Enfin arrivé par la porte arrière de la maison, je continue de reculer jusqu'à la cuisine où l'on dépose le cadavre. 
" Maintenant, qu'est-ce qu'on fait ? " demande Niall, essoufflé et s'efforçant de garder son sang-froid. 
Pendant ce temps, je me dirige vers l'un des placards de la cuisine, et en sort une bouteille de Gin, que mon père n'a toujours pas ouvert – grâce à Dieu. Puis je me baisse face à l'armoire de l'évier pour m'emparer d'une boîte d'allumette. Pourvu qu'il en reste assez. Je vérifie. Super, la boîte est pleine. 
" Louis, qu'est-ce que tu fais ? " j'entends Niall me demander, cette fois, sans cacher sa nervosité grimpante à une vitesse incontrôlée. Voyant l'inquiétude à travers son regard, je me rends vers lui et le saisis par les épaules.
" Écoute moi, tu vas sortir d'ici. Je vais réveiller mes parents pour qu'ils te rejoignent et vous vous éloignez de la maison jusqu'à la voiture. Ne les lâche pas des yeux, garde-les près de toi. Rester dans les parages serait dangereux. " " Pas avant que tu me dises ce que tu comptes faire. " " Niall, ne discute pas, il ne me reste pas plus de vingt minutes, s'il te plaît. " je lui dis sur un ton plus ferme en me rendant à la porte d'entrée que j'ouvre promptement, le vent de la tempête s'incrustant dans la maison. 
Il reste immobile durant un temps de réflexion, avant de marcher vers ma direction. Et là, si ses yeux pouvaient être des fusils, je crois qu'il m'aurait désintégré sur place. Il me fixe d'un regard dur, et plus sérieux qu'il ne l'a jamais été. Et sur un ton laconique dans lequel je l'entends me parler pour la première fois, et qui me tellement de court que j'arrête de respirer, un instant.
" Très bien, mais tu as intérêt à t'en sortir, mec. Je n'ai pas envie de me retrouver aux pieds de ta tombe, sinon- " " Fais-moi confiance. " je le coupe subitement. " Je sais ce que je fais. "
Il ne me quitte pas des yeux, toujours pas rassuré, mais il cède et sors de la maison. Je ferme la porte derrière lui et me précipite à l'étage. J'entre en trombe dans la chambre de mes parents en allumant la lumière. Ils sursautent et marmonnent des phrases incompréhensibles à mon attention. Ils ne comprennent pas, ne comprendront pas, mais je n'ai pas le temps de leur expliquer. J'attrape les deux valises dans leur penderie, que j'ouvre au pieds de leur lit, et je vide toutes les armoires des vêtements que je fourre dans les bagages. 
" Louis, on peut savoir ce que tu fais ? " dit papa, en se redressant sur le lit. " Vos valises. On ne peut pas rester ici. " " Mais on pensait que tu l'avais enfin accepté ? " " J'ai eu tord. Allez, levez-vous. "
J'enfonce les derniers vêtements dans les valises, alors que mon père m'arrête dans ma démarche en posant la main sur mon poignets. 

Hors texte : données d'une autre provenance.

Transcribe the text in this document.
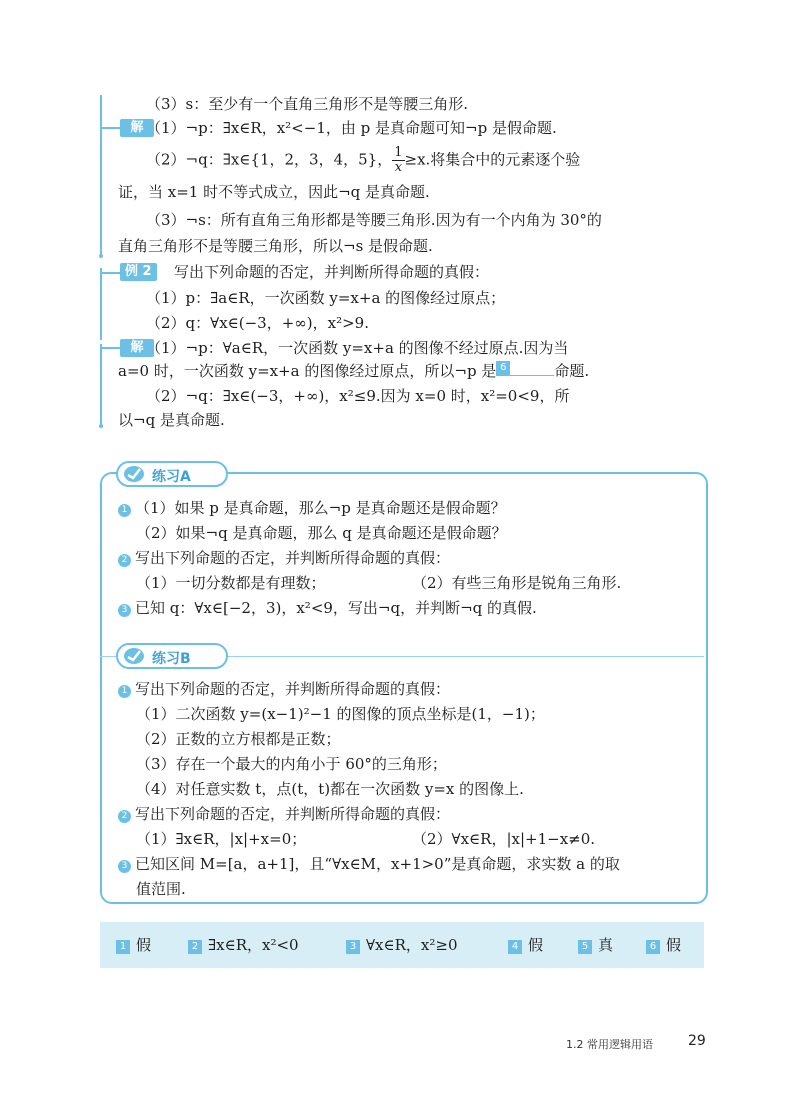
（3）s：至少有一个直角三角形不是等腰三角形.
解 （1）¬p：∃x∈R，x²<−1，由 p 是真命题可知¬p 是假命题.
（2）¬q：∃x∈{1，2，3，4，5}， $\frac{1}{x} \ge x$.将集合中的元素逐个验
证，当 x=1 时不等式成立，因此¬q 是真命题.
（3）¬s：所有直角三角形都是等腰三角形.因为有一个内角为 30°的
直角三角形不是等腰三角形，所以¬s 是假命题.
例 2	写出下列命题的否定，并判断所得命题的真假：
（1）p：∃a∈R，一次函数 y=x+a 的图像经过原点；
（2）q：∀x∈(−3，+∞)，x²>9.
解 （1）¬p：∀a∈R，一次函数 y=x+a 的图像不经过原点.因为当
a=0 时，一次函数 y=x+a 的图像经过原点，所以¬p 是 6	命题.
（2）¬q：∃x∈(−3，+∞)，x²≤9.因为 x=0 时，x²=0<9，所
以¬q 是真命题.
练习A
1 （1）如果 p 是真命题，那么¬p 是真命题还是假命题？
（2）如果¬q 是真命题，那么 q 是真命题还是假命题？
2 写出下列命题的否定，并判断所得命题的真假：
（1）一切分数都是有理数；	（2）有些三角形是锐角三角形.
3 已知 q：∀x∈[−2，3)，x²<9，写出¬q，并判断¬q 的真假.
练习B
1 写出下列命题的否定，并判断所得命题的真假：
（1）二次函数 y=(x−1)²−1 的图像的顶点坐标是(1，−1)；
（2）正数的立方根都是正数；
（3）存在一个最大的内角小于 60°的三角形；
（4）对任意实数 t，点(t，t)都在一次函数 y=x 的图像上.
2 写出下列命题的否定，并判断所得命题的真假：
（1）∃x∈R，|x|+x=0；	（2）∀x∈R，|x|+1−x≠0.
3 已知区间 M=[a，a+1]，且“∀x∈M，x+1>0”是真命题，求实数 a 的取
值范围.
1 假	2 ∃x∈R，x²<0	3 ∀x∈R，x²≥0	4 假	5 真	6 假
1.2 常用逻辑用语	29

" Attends, Louis. " fait-il.
Je n'ai tellement pas envie de perdre du temps que je n'ai même pas remarqué qu'il s'était levé. Il ferme brièvement les yeux et passe ses deux mains sur son visage en soupirant bruyamment. Et malgré son envie de discuter, je l'ignore et referme les valises blindées. 
" Il est quatre heures du matin, on ne peut pas partir comme ça, parce que tu l'as décidé. Et puis ... tu peux m'expliquer pourquoi tu es trempé de la tête aux pieds ? " " Est-ce que pour une fois, tu pourrais faire ce que je te demande sans avoir besoin que je te justifie quoi que ce soit ? " je craque presque dans un cri.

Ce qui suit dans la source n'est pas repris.